NEW YORK (Reuters) – Alaska Air Group Inc (N:ALK) said on Monday that it would buyVirgin America Inc (O:VA) for $2.6 billion to compete more effectively with larger airlines and become the top carrier on the U.S. West Coast.
The deal appears to end what Alaska Air Chief Executive Officer Brad Tilden called a “hard-fought competition” to purchase Virgin America. JetBlue Airways Corp (O:JBLU) had also made an offer.
The deal would create the fifth-largest U.S. airline in the latest in a series of mergers in the past decade that have shrunk the industry to a handful of companies. The top four control more than 80 percent of the U.S. travel market.
Alaska Air said it might continue to use the Virgin America brand in some form. The offshoot of billionaire Richard Branson’s London-based Virgin Group has become famous for its mood lighting and media-rich entertainment on flights.

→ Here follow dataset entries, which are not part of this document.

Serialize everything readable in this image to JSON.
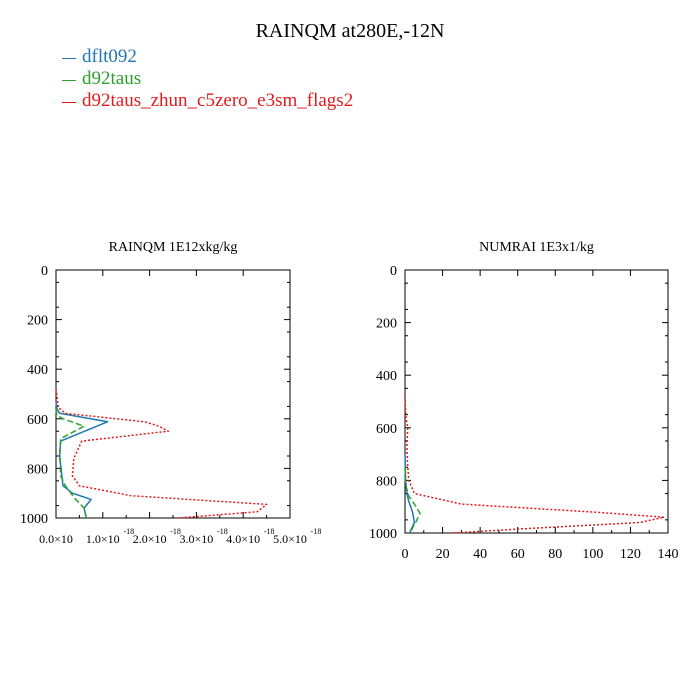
{
  "title": "RAINQM at280E,-12N",
  "legend": [
    {
      "name": "dflt092",
      "color": "#1f77b4"
    },
    {
      "name": "d92taus",
      "color": "#2ca02c"
    },
    {
      "name": "d92taus_zhun_c5zero_e3sm_flags2",
      "color": "#e31a1c"
    }
  ],
  "chart_data": [
    {
      "type": "line",
      "title": "RAINQM  1E12xkg/kg",
      "xlabel": "",
      "ylabel": "",
      "xlim": [
        0,
        5e-18
      ],
      "ylim": [
        1000,
        0
      ],
      "y_inverted": true,
      "xticks": [
        "0.0×10",
        "1.0×10",
        "2.0×10",
        "3.0×10",
        "4.0×10",
        "5.0×10"
      ],
      "xtick_values": [
        0,
        1e-18,
        2e-18,
        3e-18,
        4e-18,
        5e-18
      ],
      "xtick_exponent": "-18",
      "yticks": [
        "0",
        "200",
        "400",
        "600",
        "800",
        "1000"
      ],
      "ytick_values": [
        0,
        200,
        400,
        600,
        800,
        1000
      ],
      "series": [
        {
          "name": "dflt092",
          "color": "#1f77b4",
          "dash": "solid",
          "x": [
            0,
            2e-20,
            8e-20,
            1.1e-18,
            1e-19,
            8e-20,
            1.2e-19,
            1.5e-19,
            3.5e-19,
            7.5e-19,
            6e-19,
            6.5e-19
          ],
          "y": [
            530,
            560,
            578,
            612,
            690,
            750,
            820,
            870,
            900,
            925,
            960,
            1000
          ]
        },
        {
          "name": "d92taus",
          "color": "#2ca02c",
          "dash": "dashed",
          "x": [
            0,
            2e-20,
            1.5e-19,
            6e-19,
            1e-19,
            8e-20,
            1e-19,
            2e-19,
            4e-19,
            6e-19,
            6.5e-19
          ],
          "y": [
            560,
            585,
            600,
            630,
            680,
            740,
            830,
            870,
            920,
            960,
            1000
          ]
        },
        {
          "name": "d92taus_zhun_c5zero_e3sm_flags2",
          "color": "#e31a1c",
          "dash": "dotted",
          "x": [
            0,
            5e-20,
            2e-19,
            1.9e-18,
            2.2e-18,
            2.4e-18,
            5.5e-19,
            3.8e-19,
            3.5e-19,
            5e-19,
            1.6e-18,
            4.5e-18,
            4.3e-18,
            2.6e-18
          ],
          "y": [
            480,
            555,
            578,
            612,
            630,
            650,
            690,
            760,
            830,
            870,
            910,
            945,
            975,
            1000
          ]
        }
      ]
    },
    {
      "type": "line",
      "title": "NUMRAI  1E3x1/kg",
      "xlabel": "",
      "ylabel": "",
      "xlim": [
        0,
        140
      ],
      "ylim": [
        1000,
        0
      ],
      "y_inverted": true,
      "xticks": [
        "0",
        "20",
        "40",
        "60",
        "80",
        "100",
        "120",
        "140"
      ],
      "xtick_values": [
        0,
        20,
        40,
        60,
        80,
        100,
        120,
        140
      ],
      "yticks": [
        "0",
        "200",
        "400",
        "600",
        "800",
        "1000"
      ],
      "ytick_values": [
        0,
        200,
        400,
        600,
        800,
        1000
      ],
      "series": [
        {
          "name": "dflt092",
          "color": "#1f77b4",
          "dash": "solid",
          "x": [
            0,
            0.3,
            1,
            2,
            4,
            5,
            3,
            2.5
          ],
          "y": [
            700,
            800,
            850,
            880,
            920,
            960,
            990,
            1000
          ]
        },
        {
          "name": "d92taus",
          "color": "#2ca02c",
          "dash": "dashed",
          "x": [
            0,
            0.5,
            2,
            5,
            8,
            6,
            4,
            3
          ],
          "y": [
            750,
            820,
            860,
            890,
            925,
            955,
            980,
            1000
          ]
        },
        {
          "name": "d92taus_zhun_c5zero_e3sm_flags2",
          "color": "#e31a1c",
          "dash": "dotted",
          "x": [
            0,
            0.5,
            1.5,
            1,
            1.2,
            2,
            5,
            30,
            100,
            138,
            125,
            60,
            25
          ],
          "y": [
            480,
            560,
            600,
            660,
            720,
            800,
            850,
            890,
            920,
            940,
            960,
            985,
            1000
          ]
        }
      ]
    }
  ]
}
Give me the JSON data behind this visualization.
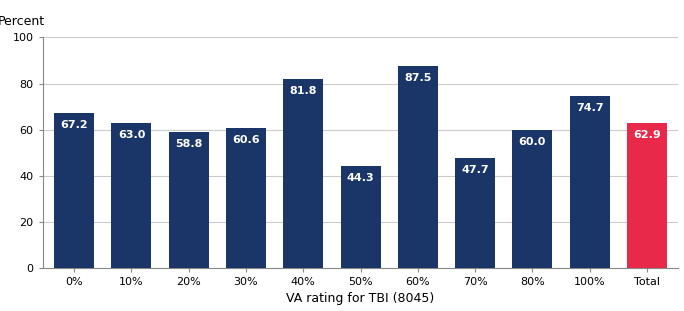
{
  "categories": [
    "0%",
    "10%",
    "20%",
    "30%",
    "40%",
    "50%",
    "60%",
    "70%",
    "80%",
    "100%",
    "Total"
  ],
  "values": [
    67.2,
    63.0,
    58.8,
    60.6,
    81.8,
    44.3,
    87.5,
    47.7,
    60.0,
    74.7,
    62.9
  ],
  "bar_colors": [
    "#1a3668",
    "#1a3668",
    "#1a3668",
    "#1a3668",
    "#1a3668",
    "#1a3668",
    "#1a3668",
    "#1a3668",
    "#1a3668",
    "#1a3668",
    "#e8294a"
  ],
  "ylabel": "Percent",
  "xlabel": "VA rating for TBI (8045)",
  "ylim": [
    0,
    100
  ],
  "yticks": [
    0,
    20,
    40,
    60,
    80,
    100
  ],
  "tick_fontsize": 8,
  "axis_label_fontsize": 9,
  "bar_label_color": "white",
  "bar_label_fontsize": 8,
  "bar_width": 0.7,
  "grid_color": "#cccccc",
  "spine_color": "#888888"
}
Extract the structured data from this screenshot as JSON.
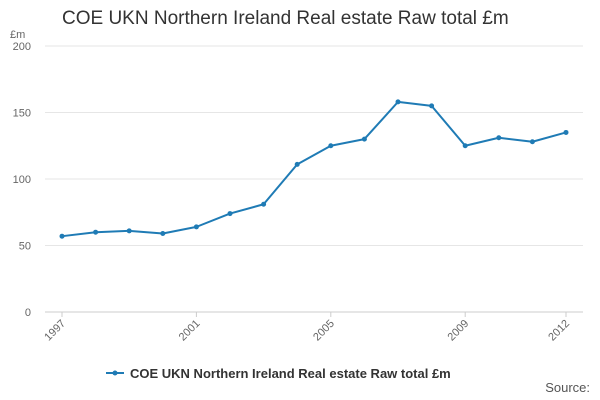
{
  "title": "COE UKN Northern Ireland Real estate Raw total £m",
  "source_label": "Source:",
  "chart_data": {
    "type": "line",
    "title": "COE UKN Northern Ireland Real estate Raw total £m",
    "xlabel": "",
    "ylabel": "£m",
    "x": [
      1997,
      1998,
      1999,
      2000,
      2001,
      2002,
      2003,
      2004,
      2005,
      2006,
      2007,
      2008,
      2009,
      2010,
      2011,
      2012
    ],
    "x_tick_labels": [
      "1997",
      "2001",
      "2005",
      "2009",
      "2012"
    ],
    "y_ticks": [
      0,
      50,
      100,
      150,
      200
    ],
    "ylim": [
      0,
      200
    ],
    "grid": true,
    "legend": "bottom",
    "color": "#1f7bb5",
    "series": [
      {
        "name": "COE UKN Northern Ireland Real estate Raw total £m",
        "values": [
          57,
          60,
          61,
          59,
          64,
          74,
          81,
          111,
          125,
          130,
          158,
          155,
          125,
          131,
          128,
          135
        ]
      }
    ]
  }
}
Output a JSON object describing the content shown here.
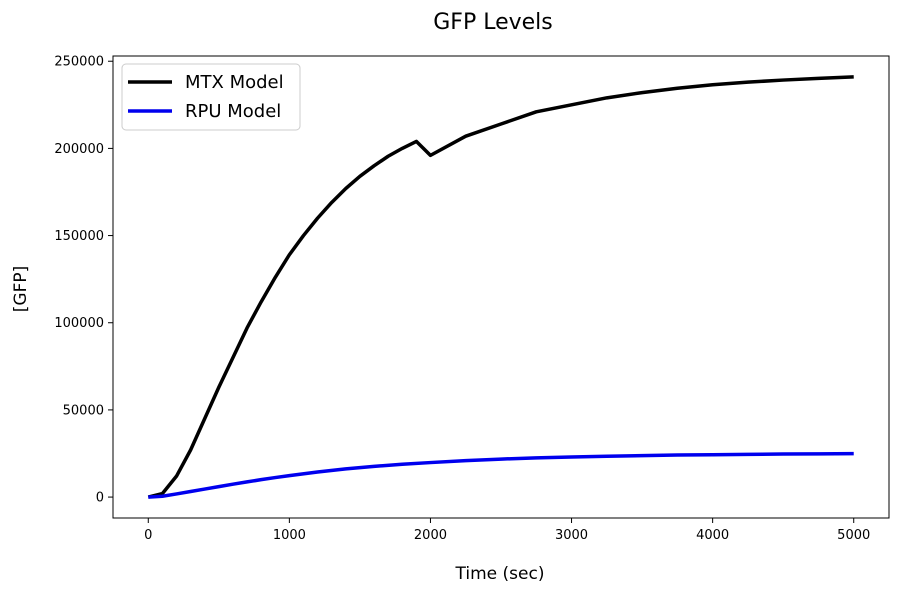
{
  "chart_data": {
    "type": "line",
    "title": "GFP Levels",
    "xlabel": "Time (sec)",
    "ylabel": "[GFP]",
    "xlim": [
      -250,
      5250
    ],
    "ylim": [
      -12000,
      253000
    ],
    "xticks": [
      0,
      1000,
      2000,
      3000,
      4000,
      5000
    ],
    "xtick_labels": [
      "0",
      "1000",
      "2000",
      "3000",
      "4000",
      "5000"
    ],
    "yticks": [
      0,
      50000,
      100000,
      150000,
      200000,
      250000
    ],
    "ytick_labels": [
      "0",
      "50000",
      "100000",
      "150000",
      "200000",
      "250000"
    ],
    "grid": false,
    "legend_position": "top-left",
    "series": [
      {
        "name": "MTX Model",
        "color": "#000000",
        "x": [
          0,
          100,
          200,
          300,
          400,
          500,
          600,
          700,
          800,
          900,
          1000,
          1100,
          1200,
          1300,
          1400,
          1500,
          1600,
          1700,
          1800,
          1900,
          2000,
          2250,
          2500,
          2750,
          3000,
          3250,
          3500,
          3750,
          4000,
          4250,
          4500,
          4750,
          5000
        ],
        "y": [
          0,
          2000,
          12000,
          27000,
          45000,
          63000,
          80000,
          97000,
          112000,
          126000,
          139000,
          150000,
          160000,
          169000,
          177000,
          184000,
          190000,
          195500,
          200000,
          204000,
          196000,
          207000,
          214000,
          221000,
          225000,
          229000,
          232000,
          234500,
          236500,
          238000,
          239200,
          240200,
          241000
        ]
      },
      {
        "name": "RPU Model",
        "color": "#0000ee",
        "x": [
          0,
          100,
          200,
          300,
          400,
          500,
          600,
          700,
          800,
          900,
          1000,
          1200,
          1400,
          1600,
          1800,
          2000,
          2250,
          2500,
          2750,
          3000,
          3250,
          3500,
          3750,
          4000,
          4250,
          4500,
          4750,
          5000
        ],
        "y": [
          0,
          500,
          1800,
          3200,
          4600,
          6000,
          7400,
          8700,
          10000,
          11200,
          12300,
          14400,
          16200,
          17600,
          18800,
          19800,
          20900,
          21800,
          22500,
          23000,
          23400,
          23800,
          24100,
          24300,
          24500,
          24700,
          24800,
          24900
        ]
      }
    ]
  }
}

Alaska Air said it was buying the California-based competitor to expand in Los Angeles and San Francisco and offer more connections to international airline partners. It would also benefit from Virgin America’s corporate contracts and cult-like status among travelers that work for technology companies.

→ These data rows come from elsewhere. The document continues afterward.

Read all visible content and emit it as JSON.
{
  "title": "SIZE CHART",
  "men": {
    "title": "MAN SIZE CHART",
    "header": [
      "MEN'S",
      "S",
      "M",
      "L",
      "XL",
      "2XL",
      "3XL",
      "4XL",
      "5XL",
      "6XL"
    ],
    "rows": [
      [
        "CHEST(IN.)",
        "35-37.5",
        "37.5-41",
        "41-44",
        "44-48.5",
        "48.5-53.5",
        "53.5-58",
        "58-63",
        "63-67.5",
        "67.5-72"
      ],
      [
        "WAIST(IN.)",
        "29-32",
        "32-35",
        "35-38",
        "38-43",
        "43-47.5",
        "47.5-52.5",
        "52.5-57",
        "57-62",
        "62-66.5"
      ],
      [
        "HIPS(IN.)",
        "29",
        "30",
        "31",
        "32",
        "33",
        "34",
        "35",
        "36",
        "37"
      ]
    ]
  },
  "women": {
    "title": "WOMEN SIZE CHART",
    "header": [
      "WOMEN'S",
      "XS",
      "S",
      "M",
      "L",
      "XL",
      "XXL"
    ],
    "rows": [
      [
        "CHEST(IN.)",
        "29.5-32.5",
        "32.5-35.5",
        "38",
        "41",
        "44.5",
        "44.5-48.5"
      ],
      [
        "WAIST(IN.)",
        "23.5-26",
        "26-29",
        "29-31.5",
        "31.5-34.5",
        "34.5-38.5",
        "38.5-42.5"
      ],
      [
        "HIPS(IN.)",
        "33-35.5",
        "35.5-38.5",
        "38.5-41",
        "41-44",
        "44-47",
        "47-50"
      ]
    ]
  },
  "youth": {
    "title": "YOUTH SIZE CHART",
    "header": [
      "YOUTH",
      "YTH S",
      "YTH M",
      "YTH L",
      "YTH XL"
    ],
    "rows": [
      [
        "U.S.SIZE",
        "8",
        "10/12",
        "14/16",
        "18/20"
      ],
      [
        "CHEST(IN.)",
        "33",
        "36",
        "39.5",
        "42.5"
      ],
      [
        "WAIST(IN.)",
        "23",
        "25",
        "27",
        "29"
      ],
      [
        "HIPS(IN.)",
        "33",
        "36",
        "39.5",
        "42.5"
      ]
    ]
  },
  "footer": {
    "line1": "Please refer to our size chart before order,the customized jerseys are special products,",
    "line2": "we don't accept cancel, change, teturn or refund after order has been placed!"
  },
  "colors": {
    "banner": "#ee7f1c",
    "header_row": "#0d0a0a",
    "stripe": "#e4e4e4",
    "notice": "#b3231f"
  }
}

The combined company would retain Alaska Air’s Seattle headquarters.
“While California is actually our second-biggest state in terms of flying, we don’t fly east-west out of there,” Tilden told reporters on a conference call Monday, noting the company had been considering an acquisition for a couple years.
“We’ll go from serving one out of the top 10 destinations out of San Francisco to serving all 10.”
Alaska Air said in a statement that the deal would generate $225 million in annual synergies once the companies are fully merged. It expects one-time integration costs of $300 million to $350 million.
The company would pay $57 per share in cash, about 86 percent above Virgin America’s stock price before reports in March that the airline was considering a sale.
The companies said they expected the deal to receive the necessary approvals from Virgin America shareholders and U.S. regulators by Jan. 1.
Sterne Agee CRT analyst Adam Hackel said the deal would help Alaska Air compete with Delta Air Lines Inc (N:DAL) and American Airlines Group Inc (O:AAL), which have embarked on major expansions in Los Angeles.
At the same time, this competition might help the deal to pass an antitrust review.
Bank of America Merrill Lynch (N:BAC), UBS Investment Bank (S:UBSG) and Cowen & Co (O:COWN) were financial advisers to Alaska Air, while Evercore Group LLC advised Virgin America. Legal advisers were O’Melveny & Myers LLP to Alaska Air and Latham & Watkins LLP to Virgin America.